Each reward distribution updates an account’s balance by adding the new reward to the previous balance. Thus, an account’s total reward balance in the RewardMerkleTree is the cumulative sum of all rewards received over time.
Updating the reward Merkle tree requires each node to have the existing reward account entries for which rewards need to be distributed. Since each reward entry represents a cumulative sum, the node must know the previous account balance to correctly apply the new reward. If it does not, the node needs to catch up. Each query node stores the reward Merklized state in its own database. During catchup, the node can directly query the database for the exact snapshot it needs. If the exact snapshot is not available, it can rebuild the state using an older snapshot and by applying the undecided proposals stored in consensus storage. If that still doesn’t work, the node can request the missing reward accounts from other peers. This can be done using the catchup API or the peer-to-peer (P2P) catchup, which uses a simple request-response protocol. This catchup process ensures consistency and must occur whenever a node proposes a block or validates a proposal.

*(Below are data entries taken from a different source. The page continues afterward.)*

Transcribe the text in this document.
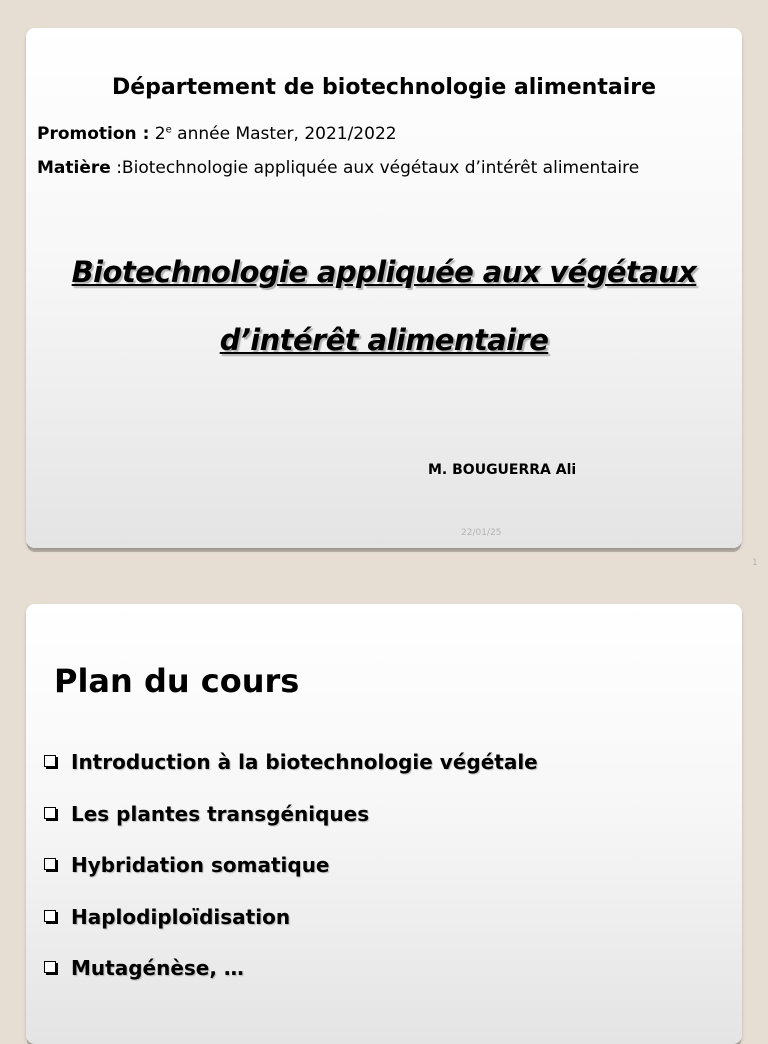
Département de biotechnologie alimentaire
Promotion : 2e année Master, 2021/2022
Matière :Biotechnologie appliquée aux végétaux d’intérêt alimentaire
Biotechnologie appliquée aux végétaux
d’intérêt alimentaire
M. BOUGUERRA Ali
22/01/25
1
Plan du cours
Introduction à la biotechnologie végétale
Les plantes transgéniques
Hybridation somatique
Haplodiploïdisation
Mutagénèse, …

During proposal validation, the node recalculates the rewards and verifies that the computed reward Merkle tree commitment matches the one included in the proposal. Hence, the node must first catch up on the reward accounts and reconstruct the corresponding state.
Latest reward balance:
Path: /reward-balance/latest/:address
Parameter: :address (Ethereum address in hex format)
Reward balance at specific block height:
Path: /reward-balance/:height/:address
Parameters: :height (block height as an integer), :address (Ethereum address in hex format)
The leader selection process in a randomized committee is based on a pseudo-random breakpoint.
This breakpoint is derived by hashing together the DRB (Distributed Randomness Beacon) result, the current view number, and a hash of the stake table using the SHA-512 hashing algorithm. The resulting hash output is then reduced modulo the total cumulative stake, producing a breakpoint value within the range of possible cumulative stakes.
Nodes in the stake table are ordered by xor(public key, DRB result), with the DRB result cyclically repeated to match the number of bytes in the public key. The leader for a given view is the first node whose cumulative total stake is strictly greater than the breakpoint. The leader selection process is deterministic, and all nodes will independently select the same leader for the same view. The time required to produce the DRB result makes it practically impossible to bias.
Note: This section requires further discussion and has not been implemented yet.